A recent project picture. One of the Carrara Stucco we did also.

Nate


----------



## Tim0282 (Jan 8, 2008)

Nice job, Nate! Inside and out.

Tim


----------



## butcherman (Jan 26, 2008)

I love detailed projects. It's like a kid in a toystore to me. It's fun to overcome a challenge and make it look good. In all the years i'm doing this it's the challenges i remember. Just about anyone can do a square room but do you remember them. If you don't, what have you truly accomplished? (other than making money)


----------



## butcherman (Jan 26, 2008)

Here's a question. How do you cover the slices in the rounded bullnose arch bead? I've heard a couple of replies just curious to hear any other takes


----------



## Drywall1 (Dec 9, 2007)

Thats why I use 350 bull only...no splices. Just not worth the tears to use 3/4" any more.


----------



## jakester (Feb 6, 2008)

Very nice Nate, looks amazing


----------



## cooper (Apr 6, 2008)

Scoop some mud onto a bullnose cleaning tool, wipe the mud onto the arch leaving plenty on to cover the 'slices' and then coat the arch. You should only have to do this once and when you sand, just make sure you don't sand it all off. It is kind of tricky though, especially when you have a smooth wall type finish for texture.
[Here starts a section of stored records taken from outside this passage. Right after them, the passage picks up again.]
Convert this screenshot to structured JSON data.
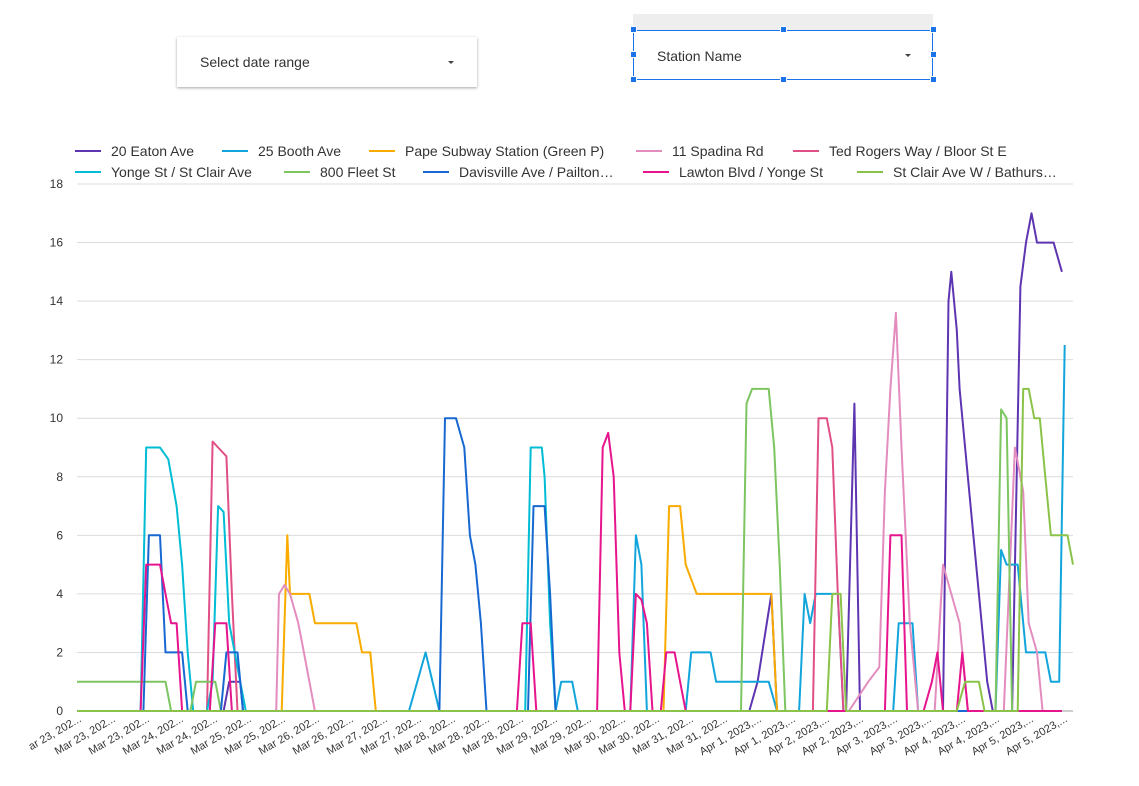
{
  "controls": {
    "date_range_label": "Select date range",
    "station_label": "Station Name"
  },
  "chart_data": {
    "type": "line",
    "ylim": [
      0,
      18
    ],
    "yticks": [
      "0",
      "2",
      "4",
      "6",
      "8",
      "10",
      "12",
      "14",
      "16",
      "18"
    ],
    "grid": true,
    "legend_position": "top",
    "x_tick_labels": [
      "ar 23, 202...",
      "Mar 23, 202...",
      "Mar 23, 202...",
      "Mar 24, 202...",
      "Mar 24, 202...",
      "Mar 25, 202...",
      "Mar 25, 202...",
      "Mar 26, 202...",
      "Mar 26, 202...",
      "Mar 27, 202...",
      "Mar 27, 202...",
      "Mar 28, 202...",
      "Mar 28, 202...",
      "Mar 28, 202...",
      "Mar 29, 202...",
      "Mar 29, 202...",
      "Mar 30, 202...",
      "Mar 30, 202...",
      "Mar 31, 202...",
      "Mar 31, 202...",
      "Apr 1, 2023,...",
      "Apr 1, 2023,...",
      "Apr 2, 2023,...",
      "Apr 2, 2023,...",
      "Apr 3, 2023,...",
      "Apr 3, 2023,...",
      "Apr 4, 2023,...",
      "Apr 4, 2023,...",
      "Apr 5, 2023,...",
      "Apr 5, 2023,..."
    ],
    "x_points": 31,
    "series": [
      {
        "name": "20 Eaton Ave",
        "color": "#5e35b1",
        "points": [
          [
            0,
            0
          ],
          [
            5.3,
            0
          ],
          [
            5.5,
            1
          ],
          [
            5.9,
            1
          ],
          [
            6.0,
            0
          ],
          [
            24.3,
            0
          ],
          [
            24.6,
            1
          ],
          [
            25.1,
            4
          ],
          [
            25.3,
            0
          ],
          [
            27.8,
            0
          ],
          [
            28.1,
            10.5
          ],
          [
            28.3,
            0
          ],
          [
            31.3,
            0
          ],
          [
            31.5,
            14
          ],
          [
            31.6,
            15
          ],
          [
            31.8,
            13
          ],
          [
            31.9,
            11
          ],
          [
            32.3,
            7
          ],
          [
            32.6,
            4
          ],
          [
            32.9,
            1
          ],
          [
            33.1,
            0
          ],
          [
            33.8,
            0
          ],
          [
            34.1,
            14.5
          ],
          [
            34.3,
            16
          ],
          [
            34.5,
            17
          ],
          [
            34.7,
            16
          ],
          [
            35.3,
            16
          ],
          [
            35.6,
            15
          ]
        ]
      },
      {
        "name": "25 Booth Ave",
        "color": "#12a5db",
        "points": [
          [
            0,
            0
          ],
          [
            12.0,
            0
          ],
          [
            12.3,
            1
          ],
          [
            12.6,
            2
          ],
          [
            13.1,
            0
          ],
          [
            17.3,
            0
          ],
          [
            17.5,
            1
          ],
          [
            17.9,
            1
          ],
          [
            18.1,
            0
          ],
          [
            20.0,
            0
          ],
          [
            20.2,
            6
          ],
          [
            20.4,
            5
          ],
          [
            20.6,
            0
          ],
          [
            22.0,
            0
          ],
          [
            22.2,
            2
          ],
          [
            22.9,
            2
          ],
          [
            23.1,
            1
          ],
          [
            25.0,
            1
          ],
          [
            25.3,
            0
          ],
          [
            26.1,
            0
          ],
          [
            26.3,
            4
          ],
          [
            26.5,
            3
          ],
          [
            26.7,
            4
          ],
          [
            27.5,
            4
          ],
          [
            27.7,
            0
          ],
          [
            29.5,
            0
          ],
          [
            29.7,
            3
          ],
          [
            30.2,
            3
          ],
          [
            30.4,
            0
          ],
          [
            33.2,
            0
          ],
          [
            33.4,
            5.5
          ],
          [
            33.6,
            5
          ],
          [
            34.0,
            5
          ],
          [
            34.3,
            2
          ],
          [
            35.0,
            2
          ],
          [
            35.2,
            1
          ],
          [
            35.5,
            1
          ],
          [
            35.7,
            12.5
          ]
        ]
      },
      {
        "name": "Pape Subway Station (Green P)",
        "color": "#f9ab00",
        "points": [
          [
            0,
            0
          ],
          [
            7.4,
            0
          ],
          [
            7.6,
            6
          ],
          [
            7.7,
            4
          ],
          [
            8.4,
            4
          ],
          [
            8.6,
            3
          ],
          [
            10.1,
            3
          ],
          [
            10.3,
            2
          ],
          [
            10.6,
            2
          ],
          [
            10.8,
            0
          ],
          [
            21.2,
            0
          ],
          [
            21.4,
            7
          ],
          [
            21.8,
            7
          ],
          [
            22.0,
            5
          ],
          [
            22.4,
            4
          ],
          [
            25.1,
            4
          ],
          [
            25.3,
            0
          ],
          [
            35.6,
            0
          ]
        ]
      },
      {
        "name": "11 Spadina Rd",
        "color": "#e38dbf",
        "points": [
          [
            0,
            0
          ],
          [
            7.2,
            0
          ],
          [
            7.3,
            4
          ],
          [
            7.5,
            4.3
          ],
          [
            7.7,
            4
          ],
          [
            8.0,
            3
          ],
          [
            8.2,
            2
          ],
          [
            8.4,
            1
          ],
          [
            8.6,
            0
          ],
          [
            27.9,
            0
          ],
          [
            28.6,
            1
          ],
          [
            29.0,
            1.5
          ],
          [
            29.2,
            7.5
          ],
          [
            29.4,
            11
          ],
          [
            29.6,
            13.6
          ],
          [
            29.8,
            9
          ],
          [
            30.1,
            3
          ],
          [
            30.4,
            0
          ],
          [
            31.0,
            0
          ],
          [
            31.3,
            5
          ],
          [
            31.6,
            4
          ],
          [
            31.9,
            3
          ],
          [
            32.2,
            0
          ],
          [
            33.5,
            0
          ],
          [
            33.9,
            9
          ],
          [
            34.2,
            7.5
          ],
          [
            34.4,
            3
          ],
          [
            34.7,
            2
          ],
          [
            34.9,
            0
          ],
          [
            35.6,
            0
          ]
        ]
      },
      {
        "name": "Ted Rogers Way / Bloor St E",
        "color": "#e04f86",
        "points": [
          [
            0,
            0
          ],
          [
            4.7,
            0
          ],
          [
            4.9,
            9.2
          ],
          [
            5.1,
            9
          ],
          [
            5.4,
            8.7
          ],
          [
            5.6,
            4
          ],
          [
            5.8,
            0
          ],
          [
            26.6,
            0
          ],
          [
            26.8,
            10
          ],
          [
            27.1,
            10
          ],
          [
            27.3,
            9
          ],
          [
            27.5,
            4
          ],
          [
            27.7,
            0
          ],
          [
            35.6,
            0
          ]
        ]
      },
      {
        "name": "Yonge St / St Clair Ave",
        "color": "#00bcd4",
        "points": [
          [
            0,
            0
          ],
          [
            2.3,
            0
          ],
          [
            2.5,
            9
          ],
          [
            3.0,
            9
          ],
          [
            3.3,
            8.6
          ],
          [
            3.6,
            7
          ],
          [
            3.8,
            5
          ],
          [
            4.0,
            2
          ],
          [
            4.2,
            0
          ],
          [
            4.7,
            0
          ],
          [
            4.9,
            1
          ],
          [
            5.1,
            7
          ],
          [
            5.3,
            6.8
          ],
          [
            5.5,
            3
          ],
          [
            5.7,
            2
          ],
          [
            5.9,
            1
          ],
          [
            6.1,
            0
          ],
          [
            16.2,
            0
          ],
          [
            16.4,
            9
          ],
          [
            16.8,
            9
          ],
          [
            16.9,
            8
          ],
          [
            17.1,
            3
          ],
          [
            17.3,
            0
          ],
          [
            22.6,
            0
          ],
          [
            35.6,
            0
          ]
        ]
      },
      {
        "name": "800 Fleet St",
        "color": "#7cc561",
        "points": [
          [
            0,
            1
          ],
          [
            3.2,
            1
          ],
          [
            3.4,
            0
          ],
          [
            4.1,
            0
          ],
          [
            4.3,
            1
          ],
          [
            5.0,
            1
          ],
          [
            5.2,
            0
          ],
          [
            24.0,
            0
          ],
          [
            24.2,
            10.5
          ],
          [
            24.4,
            11
          ],
          [
            25.0,
            11
          ],
          [
            25.2,
            9
          ],
          [
            25.4,
            5
          ],
          [
            25.6,
            0
          ],
          [
            33.2,
            0
          ],
          [
            33.4,
            10.3
          ],
          [
            33.6,
            10
          ],
          [
            33.8,
            0
          ],
          [
            35.6,
            0
          ]
        ]
      },
      {
        "name": "Davisville Ave / Pailton…",
        "color": "#1769d1",
        "points": [
          [
            0,
            0
          ],
          [
            2.4,
            0
          ],
          [
            2.6,
            6
          ],
          [
            3.0,
            6
          ],
          [
            3.2,
            2
          ],
          [
            3.8,
            2
          ],
          [
            4.0,
            0
          ],
          [
            5.2,
            0
          ],
          [
            5.4,
            2
          ],
          [
            5.8,
            2
          ],
          [
            6.0,
            0
          ],
          [
            13.1,
            0
          ],
          [
            13.3,
            10
          ],
          [
            13.7,
            10
          ],
          [
            14.0,
            9
          ],
          [
            14.2,
            6
          ],
          [
            14.4,
            5
          ],
          [
            14.6,
            3
          ],
          [
            14.8,
            0
          ],
          [
            16.3,
            0
          ],
          [
            16.5,
            7
          ],
          [
            16.9,
            7
          ],
          [
            17.1,
            4
          ],
          [
            17.3,
            0
          ],
          [
            29.9,
            0
          ],
          [
            35.6,
            0
          ]
        ]
      },
      {
        "name": "Lawton Blvd / Yonge St",
        "color": "#e6158e",
        "points": [
          [
            0,
            0
          ],
          [
            2.3,
            0
          ],
          [
            2.5,
            5
          ],
          [
            3.0,
            5
          ],
          [
            3.2,
            4
          ],
          [
            3.4,
            3
          ],
          [
            3.6,
            3
          ],
          [
            3.8,
            0
          ],
          [
            4.8,
            0
          ],
          [
            5.0,
            3
          ],
          [
            5.4,
            3
          ],
          [
            5.6,
            0
          ],
          [
            15.9,
            0
          ],
          [
            16.1,
            3
          ],
          [
            16.4,
            3
          ],
          [
            16.6,
            0
          ],
          [
            18.8,
            0
          ],
          [
            19.0,
            9
          ],
          [
            19.2,
            9.5
          ],
          [
            19.4,
            8
          ],
          [
            19.6,
            2
          ],
          [
            19.8,
            0
          ],
          [
            20.0,
            0
          ],
          [
            20.2,
            4
          ],
          [
            20.4,
            3.8
          ],
          [
            20.6,
            3
          ],
          [
            20.8,
            0
          ],
          [
            21.1,
            0
          ],
          [
            21.3,
            2
          ],
          [
            21.6,
            2
          ],
          [
            21.8,
            1
          ],
          [
            22.0,
            0
          ],
          [
            29.2,
            0
          ],
          [
            29.4,
            6
          ],
          [
            29.8,
            6
          ],
          [
            30.0,
            0
          ],
          [
            30.6,
            0
          ],
          [
            30.9,
            1
          ],
          [
            31.1,
            2
          ],
          [
            31.3,
            0
          ],
          [
            31.8,
            0
          ],
          [
            32.0,
            2
          ],
          [
            32.2,
            0
          ],
          [
            35.6,
            0
          ]
        ]
      },
      {
        "name": "St Clair Ave W / Bathurs…",
        "color": "#8bc34a",
        "points": [
          [
            0,
            0
          ],
          [
            27.1,
            0
          ],
          [
            27.3,
            4
          ],
          [
            27.6,
            4
          ],
          [
            27.8,
            0
          ],
          [
            31.8,
            0
          ],
          [
            32.1,
            1
          ],
          [
            32.6,
            1
          ],
          [
            32.8,
            0
          ],
          [
            34.0,
            0
          ],
          [
            34.2,
            11
          ],
          [
            34.4,
            11
          ],
          [
            34.6,
            10
          ],
          [
            34.8,
            10
          ],
          [
            35.0,
            8
          ],
          [
            35.2,
            6
          ],
          [
            35.8,
            6
          ],
          [
            36.0,
            5
          ]
        ]
      }
    ]
  }
}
If it is just orange peel, then they really don't have to be perfect. I've even used my fingers and just spread some mud across the arch.... 



butcherman said:


> Here's a question. How do you cover the slices in the rounded bullnose arch bead? I've heard a couple of replies just curious to hear any other takes


----------



## cooper (Apr 6, 2008)

I did a house once that was about 8000 square feet and I used something like 55 10' flex arch pieces in the house. One room had twenty arches in it, all connected in a ridiculous line of arches. I was pretty annoyed working on it, especially when halfway through we realized the framing just wasn't lining up good enough so they overlayed a good portion of the arches with 1/4". It drove me crazy, but definitely one job I won't ever forget.




butcherman said:


> I love detailed projects. It's like a kid in a toystore to me. It's fun to overcome a challenge and make it look good. In all the years i'm doing this it's the challenges i remember. Just about anyone can do a square room but do you remember them. If you don't, what have you truly accomplished? (other than making money)


----------